Assume you have an acute triangle with sides $a>b>c$. Then, after some calculation, we know that the biggest inscribed square that lies on side $a$, i.e. that has two vertices on $a$ and one vertex on each of $b$ and $c$ has side length $ah_a/(a+h_a)=2aA/(2A+a^2)$. Similarly, the biggest square that lies on side $b$ is $2bA/(2A+b^2)$ and the one that lies on $c$ is $2cA/(2A+c^2)$. I am interested in the biggest square among those three inscribed squares. I wrote a python code that tests integer values of $a, b$ and $c$. I noticed that everytime, the square that lies on $c$ is bigger than the two others, so I modified my code to count the number of cases where the square that lies on $c$ is bigger, and I got this:
counts = {'yes': 0, 'no': 0}
for a in range(1, 101):
for b in range(1, 101):
for c in range(1, 101):
if a >= b >= c and a + b > c and a + c > b and b + c > a:
S = (a + b + c) / 2
A = (S * (S - a) * (S - b) * (S - c)) ** 0.5
square_a = 2 * A * a / (2 * A + a ** 2)
square_b = 2 * A * b / (2 * A + b ** 2)
square_c = 2 * A * c / (2 * A + c ** 2)
if square_a <= square_b <= square_c:
counts['yes'] += 1
else:
counts['no'] += 1
print(counts)
the outcome is:
{'yes': 87125, 'no': 0}
Is there a proof that the square that lies on $c$ is always the biggest?

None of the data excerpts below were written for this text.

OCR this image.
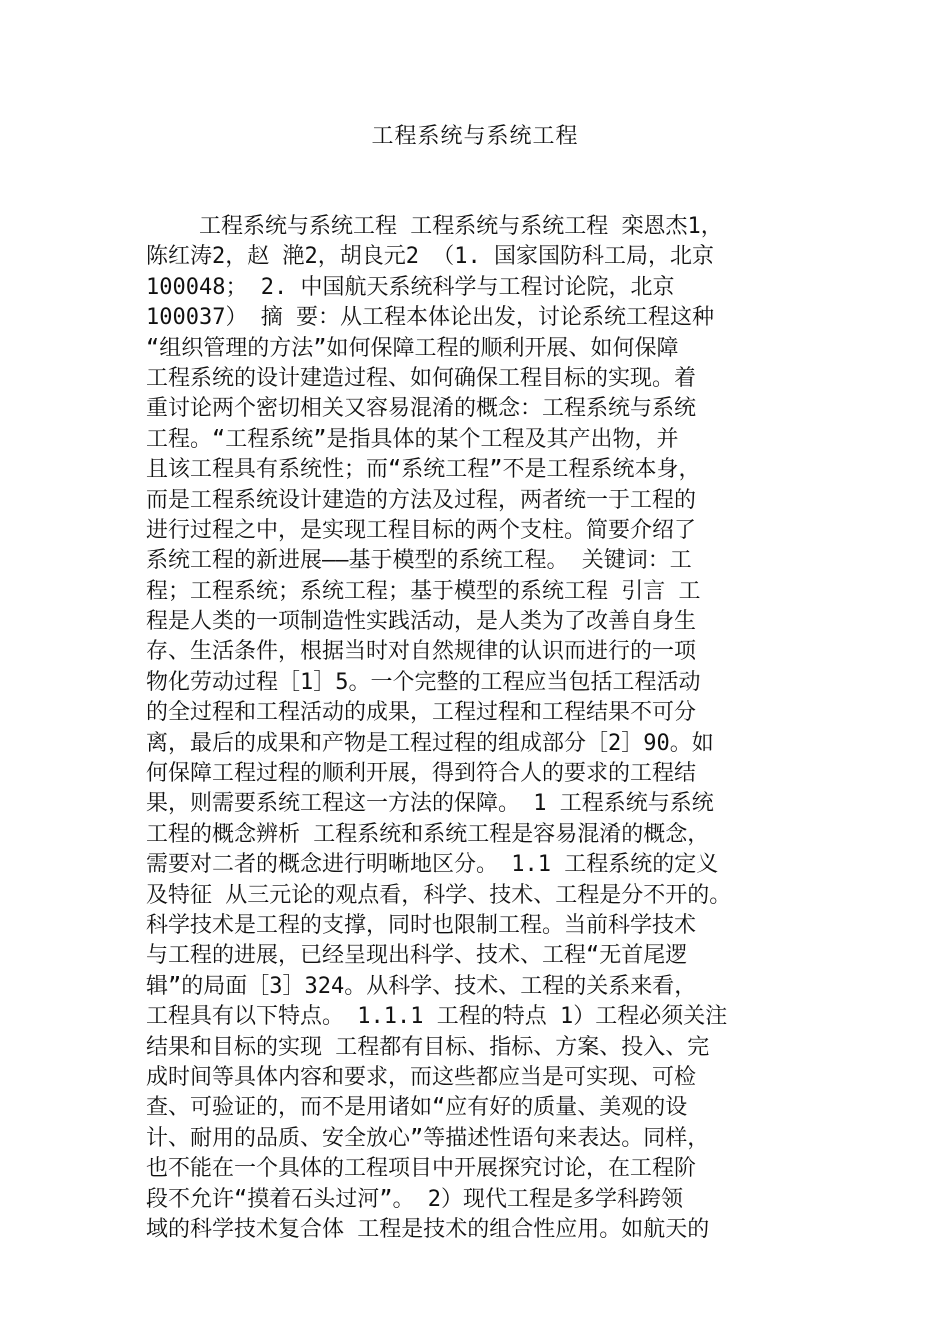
工程系统与系统工程
工程系统与系统工程 工程系统与系统工程 栾恩杰1，
陈红涛2，赵 滟2，胡良元2 （1. 国家国防科工局，北京
100048； 2. 中国航天系统科学与工程讨论院，北京
100037） 摘 要：从工程本体论出发，讨论系统工程这种
“组织管理的方法”如何保障工程的顺利开展、如何保障
工程系统的设计建造过程、如何确保工程目标的实现。着
重讨论两个密切相关又容易混淆的概念：工程系统与系统
工程。“工程系统”是指具体的某个工程及其产出物，并
且该工程具有系统性；而“系统工程”不是工程系统本身，
而是工程系统设计建造的方法及过程，两者统一于工程的
进行过程之中，是实现工程目标的两个支柱。简要介绍了
系统工程的新进展——基于模型的系统工程。 关键词：工
程；工程系统；系统工程；基于模型的系统工程 引言 工
程是人类的一项制造性实践活动，是人类为了改善自身生
存、生活条件，根据当时对自然规律的认识而进行的一项
物化劳动过程［1］5。一个完整的工程应当包括工程活动
的全过程和工程活动的成果，工程过程和工程结果不可分
离，最后的成果和产物是工程过程的组成部分［2］90。如
何保障工程过程的顺利开展，得到符合人的要求的工程结
果，则需要系统工程这一方法的保障。 1 工程系统与系统
工程的概念辨析 工程系统和系统工程是容易混淆的概念，
需要对二者的概念进行明晰地区分。 1.1 工程系统的定义
及特征 从三元论的观点看，科学、技术、工程是分不开的。
科学技术是工程的支撑，同时也限制工程。当前科学技术
与工程的进展，已经呈现出科学、技术、工程“无首尾逻
辑”的局面［3］324。从科学、技术、工程的关系来看，
工程具有以下特点。 1.1.1 工程的特点 1）工程必须关注
结果和目标的实现 工程都有目标、指标、方案、投入、完
成时间等具体内容和要求，而这些都应当是可实现、可检
查、可验证的，而不是用诸如“应有好的质量、美观的设
计、耐用的品质、安全放心”等描述性语句来表达。同样，
也不能在一个具体的工程项目中开展探究讨论，在工程阶
段不允许“摸着石头过河”。 2）现代工程是多学科跨领
域的科学技术复合体 工程是技术的组合性应用。如航天的
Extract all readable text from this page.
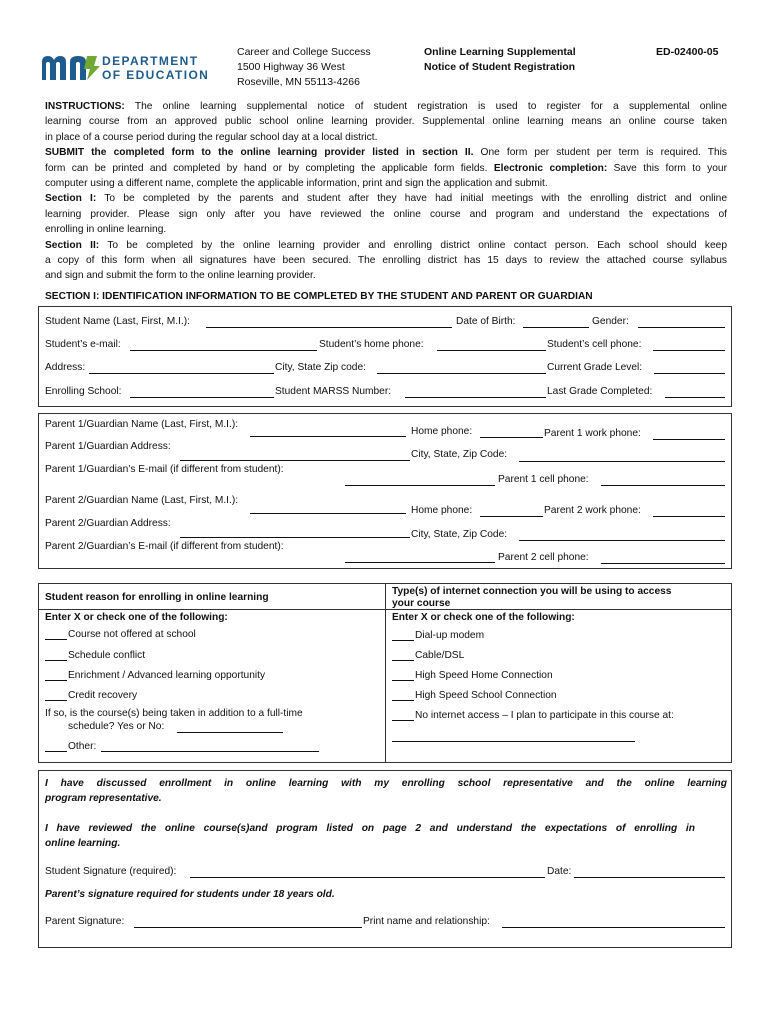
DEPARTMENT
OF EDUCATION
Career and College Success
1500 Highway 36 West
Roseville, MN 55113-4266
Online Learning Supplemental
Notice of Student Registration
ED-02400-05
INSTRUCTIONS: The online learning supplemental notice of student registration is used to register for a supplemental online
learning course from an approved public school online learning provider. Supplemental online learning means an online course taken
in place of a course period during the regular school day at a local district.
SUBMIT the completed form to the online learning provider listed in section II. One form per student per term is required. This
form can be printed and completed by hand or by completing the applicable form fields. Electronic completion: Save this form to your
computer using a different name, complete the applicable information, print and sign the application and submit.
Section I: To be completed by the parents and student after they have had initial meetings with the enrolling district and online
learning provider. Please sign only after you have reviewed the online course and program and understand the expectations of
enrolling in online learning.
Section II: To be completed by the online learning provider and enrolling district online contact person. Each school should keep
a copy of this form when all signatures have been secured. The enrolling district has 15 days to review the attached course syllabus
and sign and submit the form to the online learning provider.
SECTION I: IDENTIFICATION INFORMATION TO BE COMPLETED BY THE STUDENT AND PARENT OR GUARDIAN
Student Name (Last, First, M.I.):	Date of Birth:	Gender:
Student’s e-mail:	Student’s home phone:	Student’s cell phone:
Address:	City, State Zip code:	Current Grade Level:
Enrolling School:	Student MARSS Number:	Last Grade Completed:
Parent 1/Guardian Name (Last, First, M.I.):
Home phone:	Parent 1 work phone:
Parent 1/Guardian Address:
City, State, Zip Code:
Parent 1/Guardian’s E-mail (if different from student):
Parent 1 cell phone:
Parent 2/Guardian Name (Last, First, M.I.):
Home phone:	Parent 2 work phone:
Parent 2/Guardian Address:
City, State, Zip Code:
Parent 2/Guardian’s E-mail (if different from student):
Parent 2 cell phone:
Student reason for enrolling in online learning
Enter X or check one of the following:
Course not offered at school
Schedule conflict
Enrichment / Advanced learning opportunity
Credit recovery
If so, is the course(s) being taken in addition to a full-time
schedule? Yes or No:
Other:
Type(s) of internet connection you will be using to access
your course
Enter X or check one of the following:
Dial-up modem
Cable/DSL
High Speed Home Connection
High Speed School Connection
No internet access – I plan to participate in this course at:
I have discussed enrollment in online learning with my enrolling school representative and the online learning
program representative.
I have reviewed the online course(s)and program listed on page 2 and understand the expectations of enrolling in
online learning.
Student Signature (required):	Date:
Parent’s signature required for students under 18 years old.
Parent Signature:	Print name and relationship:
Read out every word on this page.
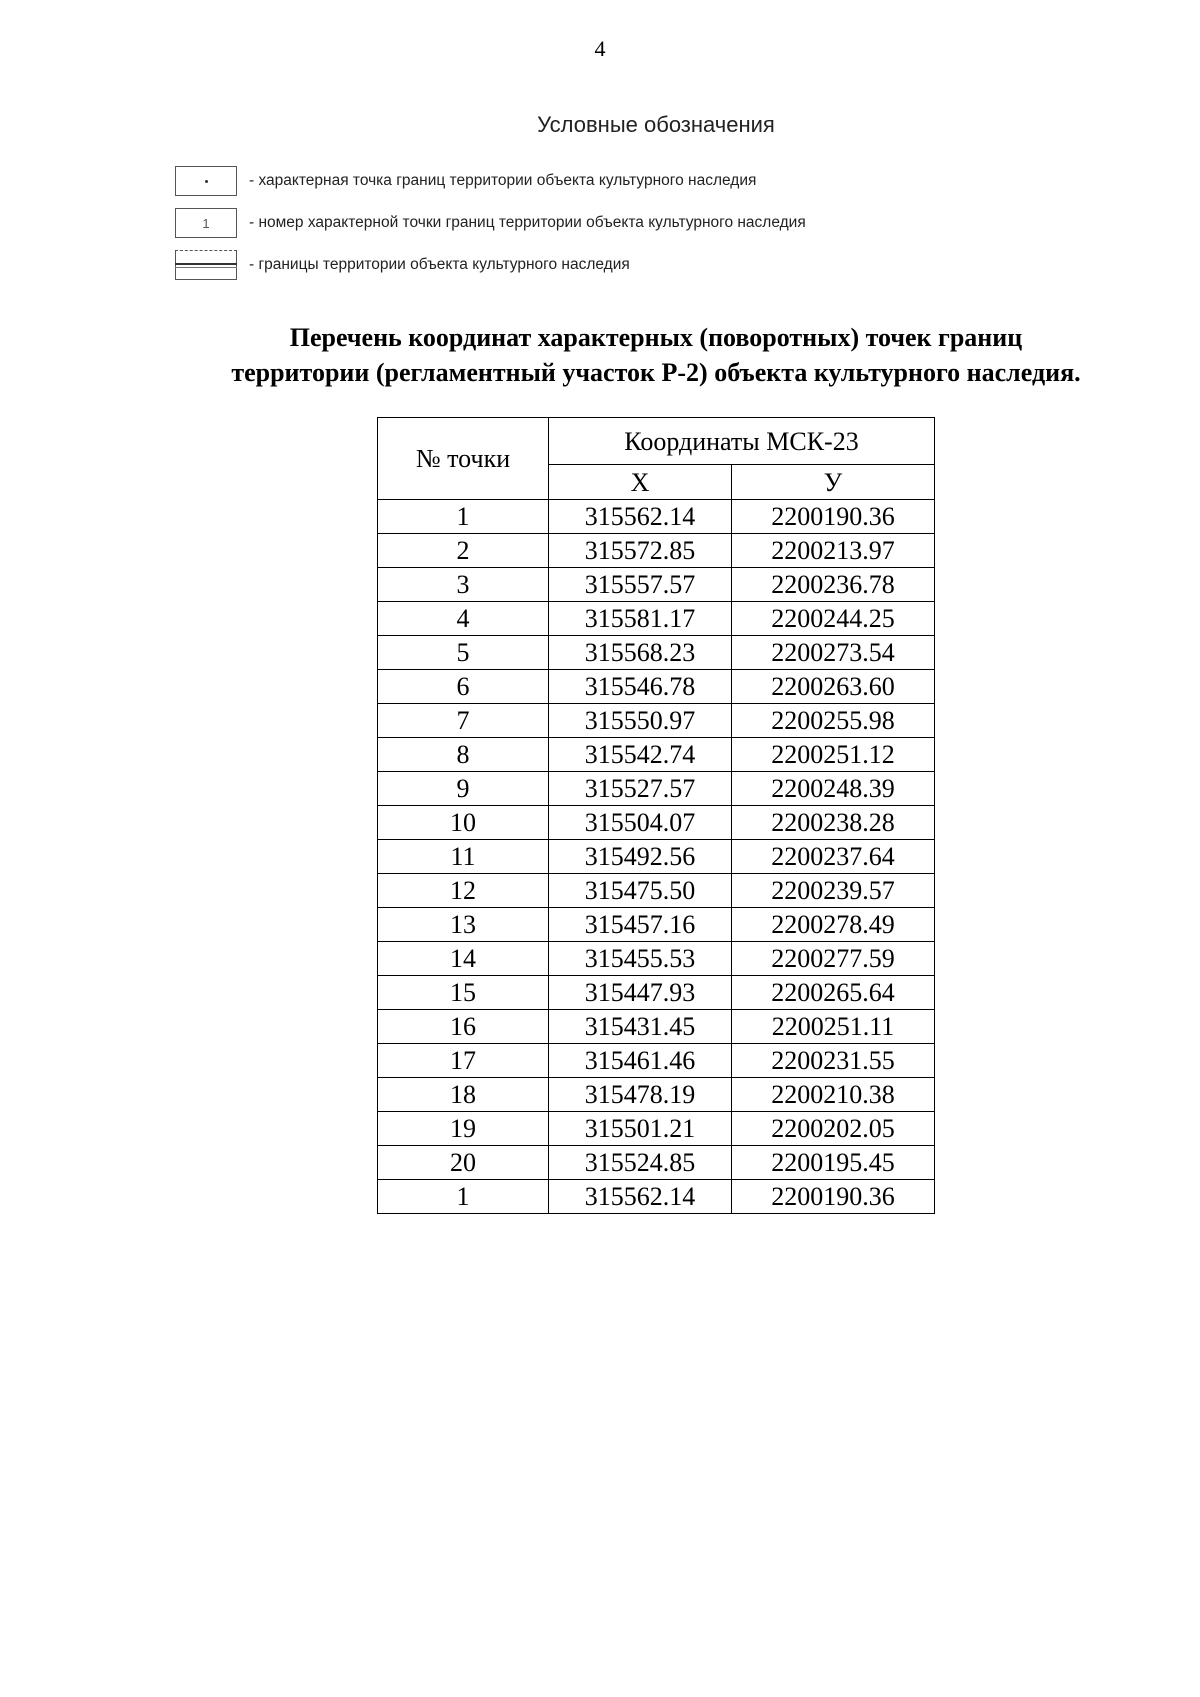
4
Условные обозначения
- характерная точка границ территории объекта культурного наследия
1	- номер характерной точки границ территории объекта культурного наследия
- границы территории объекта культурного наследия
Перечень координат характерных (поворотных) точек границ
территории (регламентный участок Р-2) объекта культурного наследия.
№ точки	Координаты МСК-23	
	X	У
1	315562.14	2200190.36
2	315572.85	2200213.97
3	315557.57	2200236.78
4	315581.17	2200244.25
5	315568.23	2200273.54
6	315546.78	2200263.60
7	315550.97	2200255.98
8	315542.74	2200251.12
9	315527.57	2200248.39
10	315504.07	2200238.28
11	315492.56	2200237.64
12	315475.50	2200239.57
13	315457.16	2200278.49
14	315455.53	2200277.59
15	315447.93	2200265.64
16	315431.45	2200251.11
17	315461.46	2200231.55
18	315478.19	2200210.38
19	315501.21	2200202.05
20	315524.85	2200195.45
1	315562.14	2200190.36
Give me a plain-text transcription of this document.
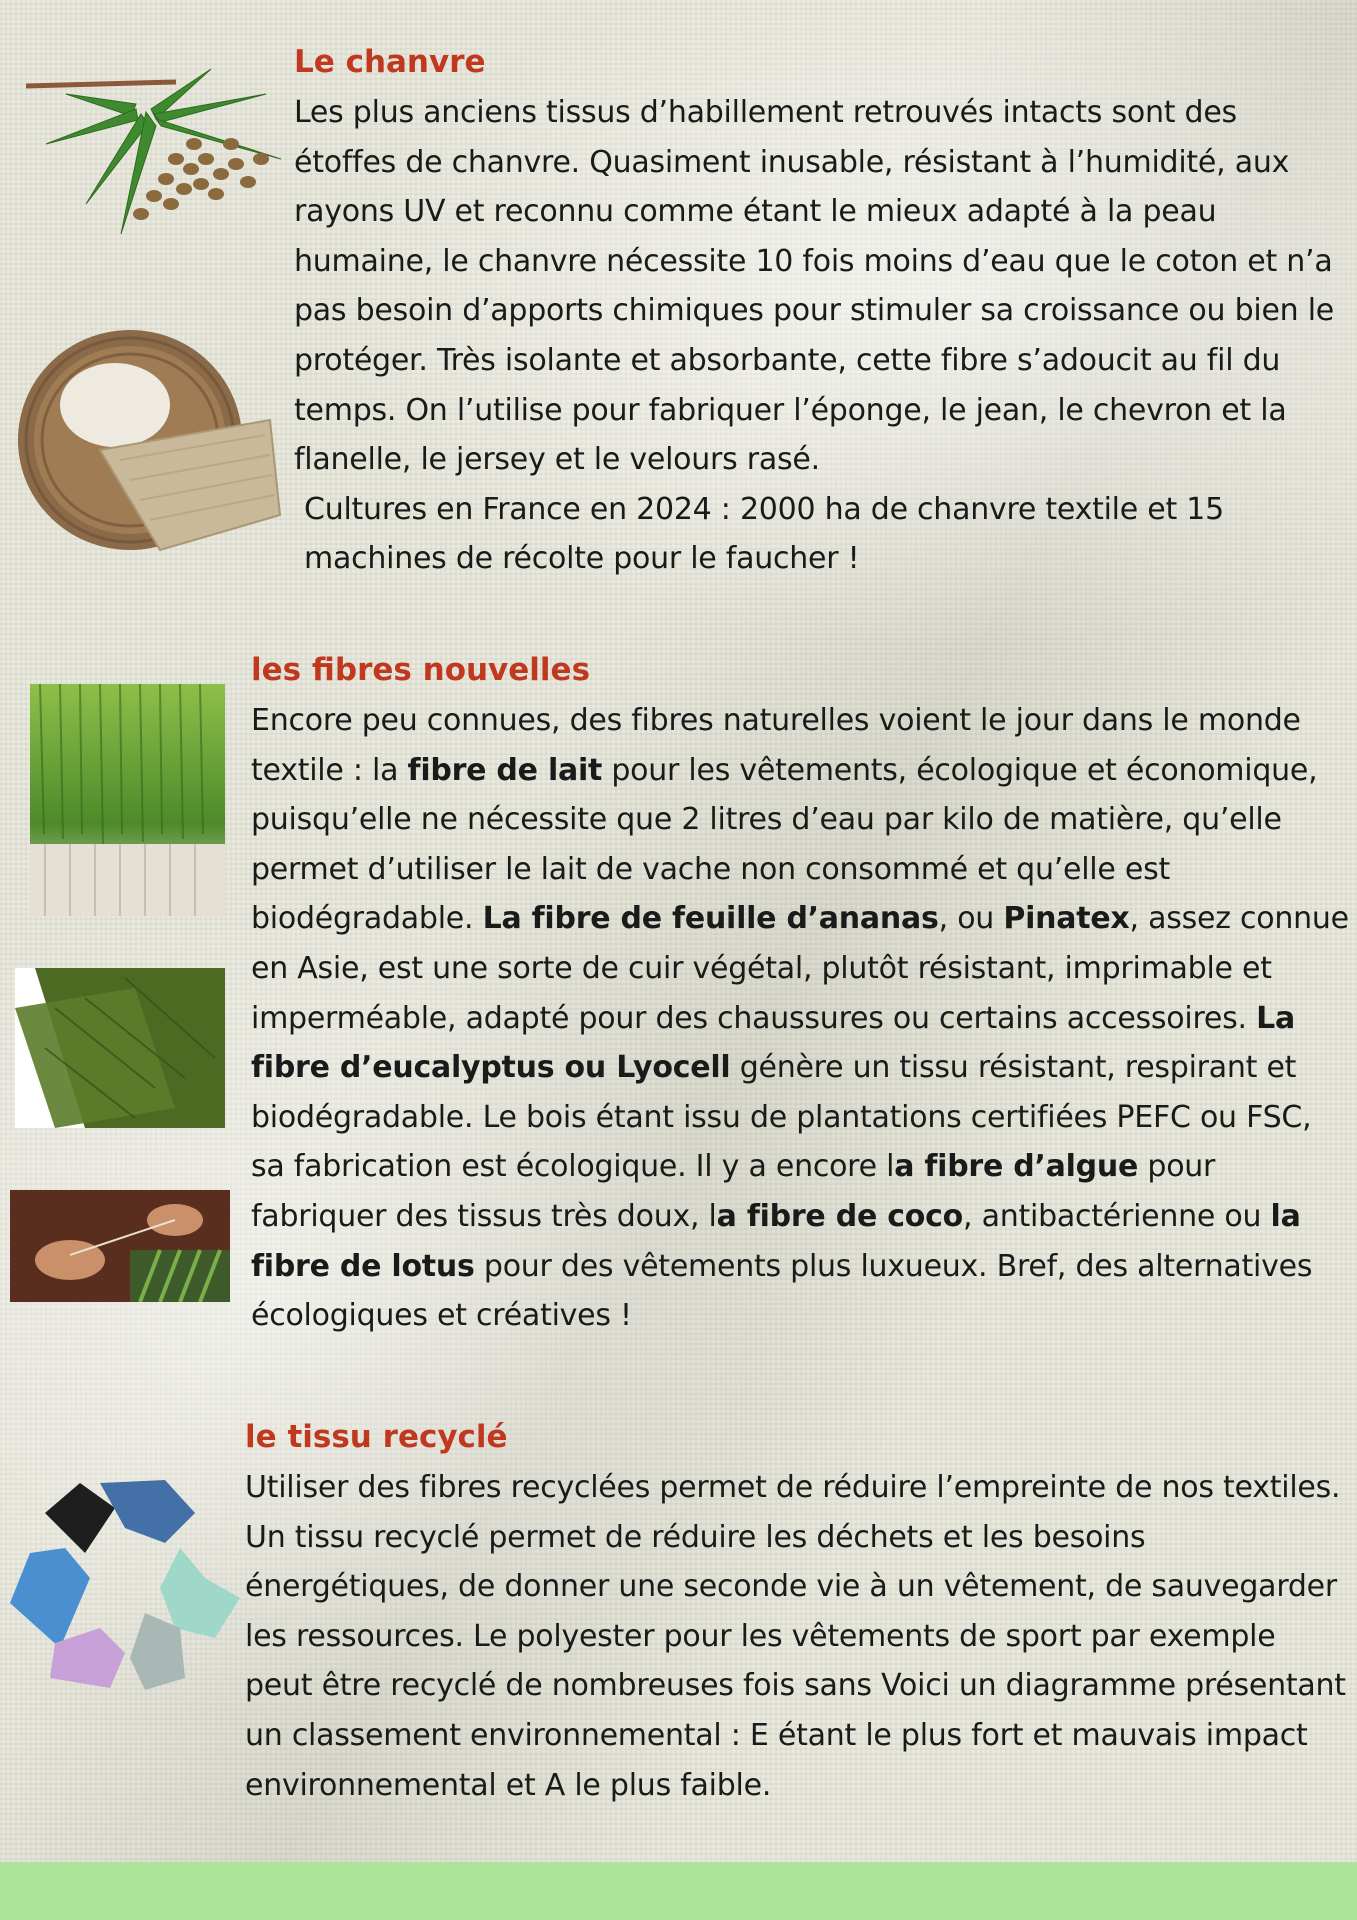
Le chanvre

Les plus anciens tissus d’habillement retrouvés intacts sont des étoffes de chanvre. Quasiment inusable, résistant à l’humidité, aux rayons UV et reconnu comme étant le mieux adapté à la peau humaine, le chanvre nécessite 10 fois moins d’eau que le coton et n’a pas besoin d’apports chimiques pour stimuler sa croissance ou bien le protéger. Très isolante et absorbante, cette fibre s’adoucit au fil du temps. On l’utilise pour fabriquer l’éponge, le jean, le chevron et la flanelle, le jersey et le velours rasé.

Cultures en France en 2024 : 2000 ha de chanvre textile et 15 machines de récolte pour le faucher !

les fibres nouvelles

Encore peu connues, des fibres naturelles voient le jour dans le monde textile : la fibre de lait pour les vêtements, écologique et économique, puisqu’elle ne nécessite que 2 litres d’eau par kilo de matière, qu’elle permet d’utiliser le lait de vache non consommé et qu’elle est biodégradable. La fibre de feuille d’ananas, ou Pinatex, assez connue en Asie, est une sorte de cuir végétal, plutôt résistant, imprimable et imperméable, adapté pour des chaussures ou certains accessoires. La fibre d’eucalyptus ou Lyocell génère un tissu résistant, respirant et biodégradable. Le bois étant issu de plantations certifiées PEFC ou FSC, sa fabrication est écologique. Il y a encore la fibre d’algue pour fabriquer des tissus très doux, la fibre de coco, antibactérienne ou la fibre de lotus pour des vêtements plus luxueux. Bref, des alternatives écologiques et créatives !

le tissu recyclé

Utiliser des fibres recyclées permet de réduire l’empreinte de nos textiles. Un tissu recyclé permet de réduire les déchets et les besoins énergétiques, de donner une seconde vie à un vêtement, de sauvegarder les ressources. Le polyester pour les vêtements de sport par exemple peut être recyclé de nombreuses fois sans Voici un diagramme présentant un classement environnemental : E étant le plus fort et mauvais impact environnemental et A le plus faible.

As you have already proven $l_a = \frac{2aS}{2S + a^2 }$ (where $S$ is the area of the triangle), we have: $$\begin{align} l_a \le l_b &\iff \frac{2aS}{2S + a^2 } \le \frac{2bS}{2S + b^2 }\\ &\iff\frac{a}{2S+a^2}\le \frac{b}{2S+b^2}\\ &\iff 2Sa+ab^2 \le 2Sb+ba^2\\ &\iff (2S-ab)(a-b)\le0 \tag{1} \end{align}$$ $(1)$ holds true for $a>b$ because $S = 1/2\cdot ab\sin(A)\le 1/2 \cdot ab$.
So, we have $l_a \le l_b\le l_c$ for $a>b>c$.